Davvero quel che mangiamo incide sulla nostra mente oltre che sul corpo? La ricerca sembra rispondere che è proprio così e la pubblicazione di diversi studi sul tema lo conferma. I lavori più recenti, appena presentati al meeting annuale della Società americana di Neuroscienza, testimoniano soprattutto i danni che una dieta scorretta, troppo ricca di grassi o di zuccheri, può fare già a partire dal grembo materno.

Tanti i dati a confermarlo.

1. Da mamma in figlio. ricercatori della Duke University hanno indagato invece gli effetti infiammatori di una dieta materna molto ricca di grassi sul cervello dei topini. L’infiammazione del cervello del feto porta poi a sintomi di ansia e iperattività nei topi. E’ la conferma di quanto già osservato sugli umani: l’obesità in gravidanza è associata alla sindrome da iperattività e deficit di attenzione nel bambino.
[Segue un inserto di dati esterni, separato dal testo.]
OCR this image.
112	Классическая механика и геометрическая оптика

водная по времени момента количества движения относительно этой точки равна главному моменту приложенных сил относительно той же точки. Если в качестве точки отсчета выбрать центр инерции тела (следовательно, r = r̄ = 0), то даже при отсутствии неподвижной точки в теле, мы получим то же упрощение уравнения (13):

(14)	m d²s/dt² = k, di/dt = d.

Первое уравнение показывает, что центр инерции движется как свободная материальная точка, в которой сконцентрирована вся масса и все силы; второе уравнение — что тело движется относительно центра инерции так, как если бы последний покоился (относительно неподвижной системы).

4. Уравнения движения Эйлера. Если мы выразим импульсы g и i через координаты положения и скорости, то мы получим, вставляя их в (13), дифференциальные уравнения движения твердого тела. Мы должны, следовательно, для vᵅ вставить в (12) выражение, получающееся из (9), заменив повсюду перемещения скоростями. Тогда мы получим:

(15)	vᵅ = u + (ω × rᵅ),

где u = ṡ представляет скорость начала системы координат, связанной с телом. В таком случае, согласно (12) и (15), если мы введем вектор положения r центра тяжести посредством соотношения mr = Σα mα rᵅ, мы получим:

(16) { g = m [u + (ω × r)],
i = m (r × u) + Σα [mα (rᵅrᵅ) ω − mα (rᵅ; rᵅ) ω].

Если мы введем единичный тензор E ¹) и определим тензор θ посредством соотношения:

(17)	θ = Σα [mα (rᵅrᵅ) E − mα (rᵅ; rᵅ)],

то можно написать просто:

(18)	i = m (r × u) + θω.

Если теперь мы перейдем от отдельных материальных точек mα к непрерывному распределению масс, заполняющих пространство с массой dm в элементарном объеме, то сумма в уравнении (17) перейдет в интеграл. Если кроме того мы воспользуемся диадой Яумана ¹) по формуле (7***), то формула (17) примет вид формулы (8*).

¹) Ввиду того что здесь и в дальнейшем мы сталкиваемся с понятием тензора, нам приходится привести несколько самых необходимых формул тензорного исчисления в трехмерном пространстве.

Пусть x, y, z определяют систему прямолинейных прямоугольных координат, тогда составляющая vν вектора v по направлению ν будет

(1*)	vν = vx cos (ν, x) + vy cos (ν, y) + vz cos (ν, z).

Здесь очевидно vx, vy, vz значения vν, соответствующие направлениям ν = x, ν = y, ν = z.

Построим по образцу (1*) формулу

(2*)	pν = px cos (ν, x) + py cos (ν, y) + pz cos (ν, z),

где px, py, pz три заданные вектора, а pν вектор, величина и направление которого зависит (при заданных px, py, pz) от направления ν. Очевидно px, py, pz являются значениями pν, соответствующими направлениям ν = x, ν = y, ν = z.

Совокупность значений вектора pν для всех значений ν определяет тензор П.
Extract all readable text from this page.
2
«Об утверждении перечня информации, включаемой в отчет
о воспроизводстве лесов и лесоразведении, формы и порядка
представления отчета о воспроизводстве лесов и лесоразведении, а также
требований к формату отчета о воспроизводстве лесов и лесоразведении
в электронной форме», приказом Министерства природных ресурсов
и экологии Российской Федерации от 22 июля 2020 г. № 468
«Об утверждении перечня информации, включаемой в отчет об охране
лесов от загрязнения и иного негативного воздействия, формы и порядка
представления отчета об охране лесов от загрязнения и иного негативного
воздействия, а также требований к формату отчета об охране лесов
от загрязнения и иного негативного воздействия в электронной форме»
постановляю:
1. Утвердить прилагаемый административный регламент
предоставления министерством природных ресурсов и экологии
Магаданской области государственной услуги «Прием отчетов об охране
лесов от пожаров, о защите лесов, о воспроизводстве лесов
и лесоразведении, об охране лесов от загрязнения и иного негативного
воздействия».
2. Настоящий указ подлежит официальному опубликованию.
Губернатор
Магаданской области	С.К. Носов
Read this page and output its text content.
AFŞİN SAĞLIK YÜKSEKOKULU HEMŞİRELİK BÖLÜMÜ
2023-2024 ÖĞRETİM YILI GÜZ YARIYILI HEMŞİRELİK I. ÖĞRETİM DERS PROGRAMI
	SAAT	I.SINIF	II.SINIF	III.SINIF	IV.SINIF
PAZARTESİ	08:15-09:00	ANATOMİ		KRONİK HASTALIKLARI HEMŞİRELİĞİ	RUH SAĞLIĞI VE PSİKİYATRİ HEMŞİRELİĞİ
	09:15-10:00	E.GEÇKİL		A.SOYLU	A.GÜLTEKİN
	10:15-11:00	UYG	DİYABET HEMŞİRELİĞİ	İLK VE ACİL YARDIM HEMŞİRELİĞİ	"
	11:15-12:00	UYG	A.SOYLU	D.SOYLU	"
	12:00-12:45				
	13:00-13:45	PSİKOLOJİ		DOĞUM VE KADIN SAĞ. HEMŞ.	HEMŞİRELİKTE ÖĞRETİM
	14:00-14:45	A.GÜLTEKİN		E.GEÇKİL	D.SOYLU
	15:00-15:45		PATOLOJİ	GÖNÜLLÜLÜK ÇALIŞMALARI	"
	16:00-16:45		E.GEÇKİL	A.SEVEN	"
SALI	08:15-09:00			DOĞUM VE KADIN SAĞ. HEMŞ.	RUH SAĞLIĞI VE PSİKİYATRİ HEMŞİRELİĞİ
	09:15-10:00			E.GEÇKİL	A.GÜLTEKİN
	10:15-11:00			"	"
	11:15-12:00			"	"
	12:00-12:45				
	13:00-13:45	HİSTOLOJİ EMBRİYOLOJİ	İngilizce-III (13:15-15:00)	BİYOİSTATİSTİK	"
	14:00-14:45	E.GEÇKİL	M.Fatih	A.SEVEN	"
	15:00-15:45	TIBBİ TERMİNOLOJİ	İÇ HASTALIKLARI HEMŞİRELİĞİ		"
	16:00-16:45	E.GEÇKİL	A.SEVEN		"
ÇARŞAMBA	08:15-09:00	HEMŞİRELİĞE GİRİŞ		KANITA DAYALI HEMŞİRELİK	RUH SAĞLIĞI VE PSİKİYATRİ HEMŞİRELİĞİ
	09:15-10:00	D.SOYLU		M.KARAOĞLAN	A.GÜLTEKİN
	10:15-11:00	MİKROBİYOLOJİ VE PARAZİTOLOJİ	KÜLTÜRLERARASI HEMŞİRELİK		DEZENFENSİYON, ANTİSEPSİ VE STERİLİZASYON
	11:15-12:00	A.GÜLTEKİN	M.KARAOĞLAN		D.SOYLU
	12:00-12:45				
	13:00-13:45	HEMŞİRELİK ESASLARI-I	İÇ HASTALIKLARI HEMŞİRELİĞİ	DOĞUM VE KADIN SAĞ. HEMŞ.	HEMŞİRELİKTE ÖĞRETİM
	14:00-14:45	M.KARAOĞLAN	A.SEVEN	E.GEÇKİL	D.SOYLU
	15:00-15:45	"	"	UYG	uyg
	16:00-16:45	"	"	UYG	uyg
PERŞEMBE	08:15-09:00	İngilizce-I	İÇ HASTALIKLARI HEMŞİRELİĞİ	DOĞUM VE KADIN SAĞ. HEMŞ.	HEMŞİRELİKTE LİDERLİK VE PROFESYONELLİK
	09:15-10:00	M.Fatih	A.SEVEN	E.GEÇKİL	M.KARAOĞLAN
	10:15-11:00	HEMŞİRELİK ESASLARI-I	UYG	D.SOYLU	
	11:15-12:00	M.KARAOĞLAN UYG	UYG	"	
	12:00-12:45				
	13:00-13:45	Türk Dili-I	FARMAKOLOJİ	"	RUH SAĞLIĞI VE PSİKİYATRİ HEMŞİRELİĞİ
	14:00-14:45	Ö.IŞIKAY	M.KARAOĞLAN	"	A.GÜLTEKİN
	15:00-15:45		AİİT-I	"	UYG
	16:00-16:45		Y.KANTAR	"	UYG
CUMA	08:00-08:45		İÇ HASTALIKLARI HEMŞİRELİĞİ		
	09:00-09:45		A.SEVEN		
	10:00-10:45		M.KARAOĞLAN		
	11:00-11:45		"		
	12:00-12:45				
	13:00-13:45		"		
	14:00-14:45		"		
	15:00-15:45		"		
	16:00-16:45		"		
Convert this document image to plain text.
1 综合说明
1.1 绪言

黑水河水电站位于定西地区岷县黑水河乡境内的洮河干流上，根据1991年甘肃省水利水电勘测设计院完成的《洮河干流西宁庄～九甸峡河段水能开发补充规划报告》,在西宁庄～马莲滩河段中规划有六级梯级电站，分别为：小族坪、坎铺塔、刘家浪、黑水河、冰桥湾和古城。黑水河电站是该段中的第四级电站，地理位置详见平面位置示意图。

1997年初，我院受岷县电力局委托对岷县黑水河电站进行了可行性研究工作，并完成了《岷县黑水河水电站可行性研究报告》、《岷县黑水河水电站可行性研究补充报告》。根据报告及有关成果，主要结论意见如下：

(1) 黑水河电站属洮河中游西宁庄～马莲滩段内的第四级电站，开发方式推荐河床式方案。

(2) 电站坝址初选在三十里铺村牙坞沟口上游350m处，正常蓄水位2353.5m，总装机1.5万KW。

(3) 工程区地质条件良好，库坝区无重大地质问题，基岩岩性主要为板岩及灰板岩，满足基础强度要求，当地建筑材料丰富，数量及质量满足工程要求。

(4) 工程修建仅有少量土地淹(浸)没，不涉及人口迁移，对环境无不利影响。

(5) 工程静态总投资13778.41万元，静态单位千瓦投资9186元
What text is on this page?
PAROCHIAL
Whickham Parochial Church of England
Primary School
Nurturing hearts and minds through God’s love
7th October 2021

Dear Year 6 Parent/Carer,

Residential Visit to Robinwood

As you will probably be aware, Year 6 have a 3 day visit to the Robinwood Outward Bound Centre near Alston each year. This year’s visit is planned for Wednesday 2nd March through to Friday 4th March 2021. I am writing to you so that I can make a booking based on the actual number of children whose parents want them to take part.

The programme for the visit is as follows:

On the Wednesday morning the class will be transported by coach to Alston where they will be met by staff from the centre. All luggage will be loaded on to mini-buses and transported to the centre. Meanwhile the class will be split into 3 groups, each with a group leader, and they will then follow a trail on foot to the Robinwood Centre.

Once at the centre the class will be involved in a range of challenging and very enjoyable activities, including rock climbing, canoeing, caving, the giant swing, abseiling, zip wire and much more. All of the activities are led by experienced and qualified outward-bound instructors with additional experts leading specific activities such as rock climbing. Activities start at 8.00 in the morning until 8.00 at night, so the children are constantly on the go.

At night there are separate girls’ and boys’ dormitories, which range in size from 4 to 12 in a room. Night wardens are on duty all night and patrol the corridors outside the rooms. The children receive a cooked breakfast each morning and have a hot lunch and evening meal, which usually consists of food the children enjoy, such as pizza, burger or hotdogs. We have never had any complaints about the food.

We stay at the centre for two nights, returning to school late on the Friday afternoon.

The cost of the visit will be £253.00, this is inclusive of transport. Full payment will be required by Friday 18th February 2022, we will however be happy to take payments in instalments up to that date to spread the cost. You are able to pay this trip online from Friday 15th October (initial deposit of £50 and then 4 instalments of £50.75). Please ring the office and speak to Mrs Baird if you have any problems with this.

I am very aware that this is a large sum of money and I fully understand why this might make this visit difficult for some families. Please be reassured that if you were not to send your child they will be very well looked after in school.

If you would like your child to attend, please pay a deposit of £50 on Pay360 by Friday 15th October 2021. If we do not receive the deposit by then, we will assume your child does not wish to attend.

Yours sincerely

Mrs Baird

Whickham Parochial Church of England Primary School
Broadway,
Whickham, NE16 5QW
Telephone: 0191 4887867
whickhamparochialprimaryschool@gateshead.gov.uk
2.Depressione adolescenziale

Abbandonando l’infanzia e addentrandci nell’età ingrata, i ricercatori della scuola di medicina dell’Emory University ad Atlanta hanno scoperto che una dieta ricca di fruttosio può esacerbare sintomi simili a quelli della depressione negli adolescenti. Il fruttosio è uno zucchero naturalmente presente in frutta e verdura, ma il rischio di assumerne quantità eccessive non deriva certo dal consumo di ortaggi, bensì da quello di bibite, merendine, cibi pronti. Nutrendo i topi per 10 settimane con una dieta ricca di fruttosio, i ricercatori hanno notato un’alterazione nella risposta allo stress a livello genetico: proprio ciò che succede alle persone depresse. Se questo accade in anni cruciali per lo sviluppo del cervello, come quelli dell’adolescenza appunto, le conseguenze possono essere particolarmente preoccupanti.

3.Autunno della mente – Credits: iStockphoto
Demenza

Secondo i ricercatori dell’Australian National university, l’epidemia di obesità alla quale assistiamo potrebbe essere in parte responsabile dell’epidemia di demenza che colpisce i paesi occidentali. Parole pesanti, ma supportate dai fatti. Uno studio su 420 adulti sani reclutati tra i sessantenni li ha seguiti per un periodo di 8 anni monitorando i cambiamenti nel peso corporeo e, grazie alla tac, nelle dimensioni dell’ippocampo, la regione del cervello che presiede alla memoria a lungo termine. Gli autori hanno notato che ad ogni chilo in più corrispondeva un rimpicciolimento dell’ippocampo, che si restringeva a un ritmo del 7,2% per ogni aumento di 2 punti dell’indice di massa corporea, che rappresenta il rapporto tra peso e altezza e viene utilizzato come indicatore per calcolare l’obesità. A quell’età il normale tasso di restringimento dell’ippocampo è compreso tra lo 0,5 e l’1% l’anno. Essere in sovrappeso o obesi, conclude lo studio, è associato a una peggior salute del cervello negli anziani. In particolare l’obesità raddoppia il rischio di demenza e aumenta del 60% quello di sviluppare la malattia di Alzheimer.